Not so fast, Microsoft Money. You thought the personal finance software business was dead, but a company here is convinced you're wrong.
Intuit intu, the company that essentially popularized personal finance tracking 25 years ago with its Quicken software, says the masses still haven't seen how computers and the Internet can help them manage their money.
Microsoft msft last month said it would call it quits with its Money personal finance software after a nearly 18-year run. Meanwhile, Intuit says the opportunity for software to help people manage their investments and money is bigger than ever.
"There's still a lot of work to be done," says Todd Stanley, 40, the Intuit executive in charge of the team partially based in San Diego that designs Quicken.
Microsoft competed vigorously with Intuit by introducing its Money software in 1991. In 1995 it attempted to buy the company — a move the government blocked on antitrust concerns.
With Microsoft bowing out, Intuit ranks as one of the few companies to take it on head-on and win. Microsoft couldn't topple Quicken largely because the software was so entrenched with "influencers," says technology consultant Leo Notenboom, a former Microsoft employee who worked on the third version of Money. Specifically, accountants and financial planners used Intuit's products and recommended them to clients. "They saw Quicken as the go-to piece of software," he says.
Now Intuit finds itself in the role of the big dog with lots of smaller software firms and websites gunning for a way to cash in on the millions of consumers trying to track their money. With annual revenue of $3 billion-plus, Intuit is the one to beat in the financial management category. Its products range from TurboTax tax preparation software to Quickbooks business accounting software.
The challenges facing Intuit, especially its Quicken franchise, are numerous. Intuit must protect its traditional Quicken business from new desktop personal software being written by small developers. Then there's the emerging threat coming from financial websites that promise to help consumers watch their money, for free.
Microsoft Money's exit is certainly a boost for Quicken. Quicken and Microsoft are working on a converter to move Money files into Quicken in time for the release of Quicken 2010 this fall. That could mean significant business for Quicken, since Money had about 20% of the personal finance software business. More than 12 million people use the desktop-based Quicken, which comes in three versions that sell for $30 to $60 a copy.
But it's not necessarily a slam dunk.
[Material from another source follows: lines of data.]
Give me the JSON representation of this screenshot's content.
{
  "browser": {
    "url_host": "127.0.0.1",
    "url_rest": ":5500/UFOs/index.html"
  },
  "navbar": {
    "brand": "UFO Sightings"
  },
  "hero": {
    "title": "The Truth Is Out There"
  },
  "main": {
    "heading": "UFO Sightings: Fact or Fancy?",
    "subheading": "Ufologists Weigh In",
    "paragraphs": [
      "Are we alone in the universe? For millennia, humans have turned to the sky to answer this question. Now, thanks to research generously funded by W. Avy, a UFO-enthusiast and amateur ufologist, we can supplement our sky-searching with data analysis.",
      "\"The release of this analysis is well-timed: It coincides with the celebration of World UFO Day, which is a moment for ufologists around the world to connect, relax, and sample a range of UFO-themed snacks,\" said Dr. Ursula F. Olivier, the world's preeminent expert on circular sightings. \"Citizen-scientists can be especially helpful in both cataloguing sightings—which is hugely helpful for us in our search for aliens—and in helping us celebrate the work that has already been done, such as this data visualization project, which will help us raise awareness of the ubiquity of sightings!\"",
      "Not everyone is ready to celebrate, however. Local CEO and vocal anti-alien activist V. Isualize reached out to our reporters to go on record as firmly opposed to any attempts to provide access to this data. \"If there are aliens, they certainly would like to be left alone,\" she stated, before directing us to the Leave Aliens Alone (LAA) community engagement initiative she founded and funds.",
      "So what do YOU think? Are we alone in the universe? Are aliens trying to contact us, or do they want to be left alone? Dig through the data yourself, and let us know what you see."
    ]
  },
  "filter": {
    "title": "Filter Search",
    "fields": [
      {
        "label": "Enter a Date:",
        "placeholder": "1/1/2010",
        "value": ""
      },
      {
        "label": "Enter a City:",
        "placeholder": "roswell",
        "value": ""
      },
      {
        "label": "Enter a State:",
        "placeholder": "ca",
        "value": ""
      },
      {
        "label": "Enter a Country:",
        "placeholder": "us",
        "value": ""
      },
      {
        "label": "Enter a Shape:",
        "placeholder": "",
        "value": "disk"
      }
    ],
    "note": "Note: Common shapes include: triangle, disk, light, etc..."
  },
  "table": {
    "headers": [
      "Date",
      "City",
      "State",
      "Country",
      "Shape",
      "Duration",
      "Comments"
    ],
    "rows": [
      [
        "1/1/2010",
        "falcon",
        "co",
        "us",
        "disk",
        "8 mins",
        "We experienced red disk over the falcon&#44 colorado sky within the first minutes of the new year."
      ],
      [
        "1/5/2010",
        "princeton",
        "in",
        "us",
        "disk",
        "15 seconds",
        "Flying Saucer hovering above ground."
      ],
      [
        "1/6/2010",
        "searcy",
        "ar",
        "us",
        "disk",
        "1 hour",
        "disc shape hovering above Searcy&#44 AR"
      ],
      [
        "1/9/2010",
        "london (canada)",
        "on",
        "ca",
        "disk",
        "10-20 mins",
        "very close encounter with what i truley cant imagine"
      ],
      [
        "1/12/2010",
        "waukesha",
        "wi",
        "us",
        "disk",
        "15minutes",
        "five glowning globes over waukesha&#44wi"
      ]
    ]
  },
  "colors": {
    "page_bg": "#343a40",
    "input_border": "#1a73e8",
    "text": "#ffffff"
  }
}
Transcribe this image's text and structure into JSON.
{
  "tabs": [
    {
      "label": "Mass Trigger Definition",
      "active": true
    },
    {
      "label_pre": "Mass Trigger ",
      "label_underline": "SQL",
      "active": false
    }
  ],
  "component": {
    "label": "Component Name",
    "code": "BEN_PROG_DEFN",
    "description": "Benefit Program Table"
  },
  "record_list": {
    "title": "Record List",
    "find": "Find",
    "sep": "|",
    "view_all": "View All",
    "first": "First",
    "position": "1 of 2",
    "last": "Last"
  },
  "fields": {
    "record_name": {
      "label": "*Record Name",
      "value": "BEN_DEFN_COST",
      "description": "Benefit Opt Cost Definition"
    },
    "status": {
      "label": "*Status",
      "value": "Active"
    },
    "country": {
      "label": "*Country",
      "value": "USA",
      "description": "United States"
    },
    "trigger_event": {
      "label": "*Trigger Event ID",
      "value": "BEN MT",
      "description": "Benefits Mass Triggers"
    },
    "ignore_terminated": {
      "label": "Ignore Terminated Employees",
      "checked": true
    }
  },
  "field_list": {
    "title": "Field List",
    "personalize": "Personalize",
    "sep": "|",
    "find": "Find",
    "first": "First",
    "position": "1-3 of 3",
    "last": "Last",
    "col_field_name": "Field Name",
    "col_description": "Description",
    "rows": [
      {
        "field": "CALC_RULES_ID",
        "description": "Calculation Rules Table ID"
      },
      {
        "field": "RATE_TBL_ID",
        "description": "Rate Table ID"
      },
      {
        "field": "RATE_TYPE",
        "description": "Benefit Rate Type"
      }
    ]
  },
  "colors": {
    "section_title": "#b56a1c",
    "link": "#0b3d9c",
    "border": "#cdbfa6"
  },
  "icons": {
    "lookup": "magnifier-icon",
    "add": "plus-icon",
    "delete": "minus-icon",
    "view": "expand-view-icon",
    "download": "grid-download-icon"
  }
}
Users have grown weary of bugs that have cropped up, resulting in mixed reviews of the current version of the software: Quicken 2009. Quicken 2009 only gets a three out of five star rating on Amazon.com as users grumble about bugs and the clumsy user interface. That's not the kind of feedback Intuit is used to for its software.
Repairing Quicken's software and online service reputation is the top job for Stanley. The 10-year veteran of Intuit moved over from the team that designed the generally well-received TurboTax software to breathe new life into Quicken.
Stanley hears the criticisms loud and clear. Intuit took its eye off Quicken, he says, and plans to fix that in a redesign. "We lost our way in personal finance (software)," he says. Intuit is overhauling many of the things that irritated old Quicken consumers and turned off potential new ones, he says. The software is being given a dramatic tune-up for Quicken 2010, he says.
Online, though, Quicken faces more challenges. Numerous sites have emerged that let consumers, usually for free, do basic tracking of their money. Many banks also offer finance tracking on their websites. "There's a generation that doesn't know anything but online," says Joseph Polverari of Yodlee, a firm that allows financial institutions to share information with consumers online.
Several upstarts hope to chip away at Quicken by offering slick online products to compete with the Internet version of Quicken, called Quicken Online. "Intuit used to be very customer-focused," says Aaron Patzer, CEO of online personal finance site Mint. "They lost that 10 years ago."
But Stanley says Quicken, famous for sending software engineers to users' homes to watch them do their taxes, is paying close attention to customers now. "We're going after personal finance for the masses," he says. "Personal finance will look very different five years from now."